Interprète de grands rôles : Emilie dans Cinna, Phèdre dans la pièce éponyme, Hermione dans Andromaque, la critique la couvrait de louanges.
Lucien Bonaparte, en grand connaisseur, la fit sa maîtresse. Remplacé par le prince Paul Sapiéha, en 1803, elle céda aux avances de Bonaparte qu’elle agaça par ses bavardages où elle évoquait leur liaison dont elle sut entretenir la légende. Et pendant qu’elle continuait à interpréter les grands rôles, sa vie amoureuse se poursuivait avec le financier Ouvrard où encore un obscur auteur dramatique Jean-Michel Souriguère.
En 1808, fuyant ses créanciers, elle se rendit en Russie où le comte de Beckendorff avait promis de l’épouser.

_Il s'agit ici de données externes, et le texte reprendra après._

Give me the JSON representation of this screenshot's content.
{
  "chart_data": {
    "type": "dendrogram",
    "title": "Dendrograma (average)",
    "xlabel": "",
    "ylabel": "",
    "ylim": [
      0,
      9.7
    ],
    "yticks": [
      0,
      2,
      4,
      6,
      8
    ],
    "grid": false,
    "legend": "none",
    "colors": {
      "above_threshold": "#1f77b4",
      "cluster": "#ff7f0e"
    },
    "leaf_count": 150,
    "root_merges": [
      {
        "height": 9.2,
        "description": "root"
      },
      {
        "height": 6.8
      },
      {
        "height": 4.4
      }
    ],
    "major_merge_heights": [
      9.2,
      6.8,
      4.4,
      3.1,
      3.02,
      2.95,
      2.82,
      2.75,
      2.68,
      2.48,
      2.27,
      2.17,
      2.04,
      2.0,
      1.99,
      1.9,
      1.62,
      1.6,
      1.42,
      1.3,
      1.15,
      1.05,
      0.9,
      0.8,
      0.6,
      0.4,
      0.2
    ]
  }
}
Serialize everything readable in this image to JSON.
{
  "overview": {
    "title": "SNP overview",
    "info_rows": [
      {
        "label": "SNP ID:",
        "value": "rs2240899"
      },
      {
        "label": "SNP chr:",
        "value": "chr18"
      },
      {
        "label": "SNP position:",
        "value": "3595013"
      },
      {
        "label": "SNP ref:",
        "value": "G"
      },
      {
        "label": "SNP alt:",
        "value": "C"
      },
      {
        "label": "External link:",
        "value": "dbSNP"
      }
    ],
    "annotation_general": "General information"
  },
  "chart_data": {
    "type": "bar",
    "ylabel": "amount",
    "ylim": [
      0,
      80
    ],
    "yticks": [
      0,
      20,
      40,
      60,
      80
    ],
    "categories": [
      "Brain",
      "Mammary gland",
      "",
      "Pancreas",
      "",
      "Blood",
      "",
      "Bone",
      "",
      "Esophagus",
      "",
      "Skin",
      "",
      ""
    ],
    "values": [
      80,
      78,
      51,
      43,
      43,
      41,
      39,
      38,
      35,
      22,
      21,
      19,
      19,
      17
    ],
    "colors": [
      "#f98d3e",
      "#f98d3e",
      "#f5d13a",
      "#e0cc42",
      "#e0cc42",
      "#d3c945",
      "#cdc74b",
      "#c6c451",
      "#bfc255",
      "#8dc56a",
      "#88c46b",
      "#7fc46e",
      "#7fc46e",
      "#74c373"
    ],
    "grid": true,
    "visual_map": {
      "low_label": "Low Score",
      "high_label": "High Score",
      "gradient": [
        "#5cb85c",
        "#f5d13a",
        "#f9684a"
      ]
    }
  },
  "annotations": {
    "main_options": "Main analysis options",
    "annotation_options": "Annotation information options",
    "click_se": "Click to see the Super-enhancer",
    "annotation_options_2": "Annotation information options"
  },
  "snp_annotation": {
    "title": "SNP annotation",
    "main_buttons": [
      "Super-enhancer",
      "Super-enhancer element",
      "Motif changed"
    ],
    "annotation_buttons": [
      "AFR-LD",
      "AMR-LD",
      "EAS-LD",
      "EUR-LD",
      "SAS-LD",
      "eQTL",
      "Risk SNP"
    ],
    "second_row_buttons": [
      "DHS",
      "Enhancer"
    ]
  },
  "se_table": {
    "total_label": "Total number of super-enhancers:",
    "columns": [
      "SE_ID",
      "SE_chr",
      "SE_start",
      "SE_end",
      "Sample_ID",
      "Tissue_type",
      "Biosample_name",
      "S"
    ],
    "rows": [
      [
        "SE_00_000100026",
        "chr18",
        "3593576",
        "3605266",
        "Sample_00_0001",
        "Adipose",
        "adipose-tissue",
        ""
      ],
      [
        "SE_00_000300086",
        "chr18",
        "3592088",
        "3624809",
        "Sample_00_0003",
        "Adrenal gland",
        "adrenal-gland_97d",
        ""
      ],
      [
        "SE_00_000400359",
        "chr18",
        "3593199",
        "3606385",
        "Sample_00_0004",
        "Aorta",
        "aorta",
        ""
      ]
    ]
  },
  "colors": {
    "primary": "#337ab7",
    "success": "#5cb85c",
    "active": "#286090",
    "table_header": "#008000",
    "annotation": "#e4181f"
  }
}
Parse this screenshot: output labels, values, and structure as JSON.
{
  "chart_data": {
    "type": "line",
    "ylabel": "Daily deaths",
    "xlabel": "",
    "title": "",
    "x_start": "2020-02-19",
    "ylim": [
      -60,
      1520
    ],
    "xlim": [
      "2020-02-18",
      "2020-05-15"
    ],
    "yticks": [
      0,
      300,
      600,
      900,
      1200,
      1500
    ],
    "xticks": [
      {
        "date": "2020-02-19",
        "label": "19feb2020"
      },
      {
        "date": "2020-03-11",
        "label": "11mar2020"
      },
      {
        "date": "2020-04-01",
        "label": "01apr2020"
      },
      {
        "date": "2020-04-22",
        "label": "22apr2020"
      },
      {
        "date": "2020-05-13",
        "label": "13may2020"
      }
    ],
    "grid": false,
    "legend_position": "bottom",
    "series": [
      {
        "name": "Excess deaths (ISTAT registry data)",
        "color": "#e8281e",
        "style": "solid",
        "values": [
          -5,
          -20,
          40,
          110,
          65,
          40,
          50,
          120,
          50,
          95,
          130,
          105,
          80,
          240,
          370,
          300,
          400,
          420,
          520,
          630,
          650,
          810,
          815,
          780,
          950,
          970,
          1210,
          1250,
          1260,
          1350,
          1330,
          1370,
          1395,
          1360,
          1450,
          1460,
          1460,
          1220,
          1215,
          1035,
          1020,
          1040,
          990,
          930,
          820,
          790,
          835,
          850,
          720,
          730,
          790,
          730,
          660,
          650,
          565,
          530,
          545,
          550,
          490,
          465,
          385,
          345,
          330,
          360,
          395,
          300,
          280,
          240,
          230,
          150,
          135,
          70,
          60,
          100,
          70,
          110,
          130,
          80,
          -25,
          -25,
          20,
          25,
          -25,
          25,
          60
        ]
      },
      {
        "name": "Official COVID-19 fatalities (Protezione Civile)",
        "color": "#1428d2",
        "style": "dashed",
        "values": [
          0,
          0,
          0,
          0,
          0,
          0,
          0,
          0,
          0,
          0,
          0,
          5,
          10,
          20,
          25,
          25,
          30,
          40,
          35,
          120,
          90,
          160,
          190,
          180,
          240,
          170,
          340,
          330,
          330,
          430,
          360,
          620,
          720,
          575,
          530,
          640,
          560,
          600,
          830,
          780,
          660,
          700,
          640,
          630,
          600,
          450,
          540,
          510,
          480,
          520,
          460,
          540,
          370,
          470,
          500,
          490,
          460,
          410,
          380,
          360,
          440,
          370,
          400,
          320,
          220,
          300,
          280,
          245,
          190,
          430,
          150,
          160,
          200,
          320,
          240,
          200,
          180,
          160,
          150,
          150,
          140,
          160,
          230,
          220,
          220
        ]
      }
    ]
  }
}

Très bien accueillie à Saint-Pétersbourg par le tsar Alexandre Ier et la noblesse russe, elle joua au Théâtre Impérial, connut un grand succès. A défaut d’épouser un comte, elle partagea le lit impérial…
Après la désastreuse retraite des Français de Russie, elle se rendit en Suède auprès de Bernadotte. En 1813, elle put enfin rentrer en France où, grâce à Napoléon et à Talma, elle renoua avec la Comédie française et le succès A vingt-sept ans, elle rayonnait de beauté.
Ne cachant pas son bonapartisme sous la Restauration, orgueilleuse, autoritaire et indisciplinée elle fut exclue de la Comédie française pour cause de congés trop longs en 1817.
Elle partit en tournée à l’étranger dont elle revint pour une autre en France avant d’intégrer le théâtre de l’Odéon. Elle devint la maîtresse de son directeur Charles-Jean Harel (1790 – 1846) ex-préfet impérial. Abandonnant les grands classiques pour jouer les drames romantiques, sans effort elle faisait pleurer, elle faisait applaudir.
Quand Harel, atteint de folie, décéda en 1846, Mlle George avait déjà beaucoup perdu de ses grâces d’antan au profit d’une grosseur effrayante que n’arrangeait pas une évidente décrépitude. Le public ne voulait plus d’elle. Démarche alourdie, visage empâté, ses traits perdirent leur noblesse et leur pureté. "C'est assez, cétacé." se moquaient certains journaux. Humiliée et brisée, elle quitta les planches. Elle se retira à Passy et dut se contenter d’une pension que Napoléon III alloua à « la vieille maîtresse de Bonaparte ». Lors de ses promenades dans le quartier, les gamins se moquaient d'elle et l'appellaient "La Baleine". Elle mourut dune congestion pulmonaire.
Nécessiteuse et oubliée son convoi mortuaire fut payé grâce à une collecte faite dans les coulisses des théâtres parisiens. La pauvre femme, vêtue de son costume de Rodogune, de Pierre Corneille, que lui avait offert le tsar Alexandre Ier, fut inhumée dans la tombe de son père où, depuis vingt et un an, l’attendait son cher Harel.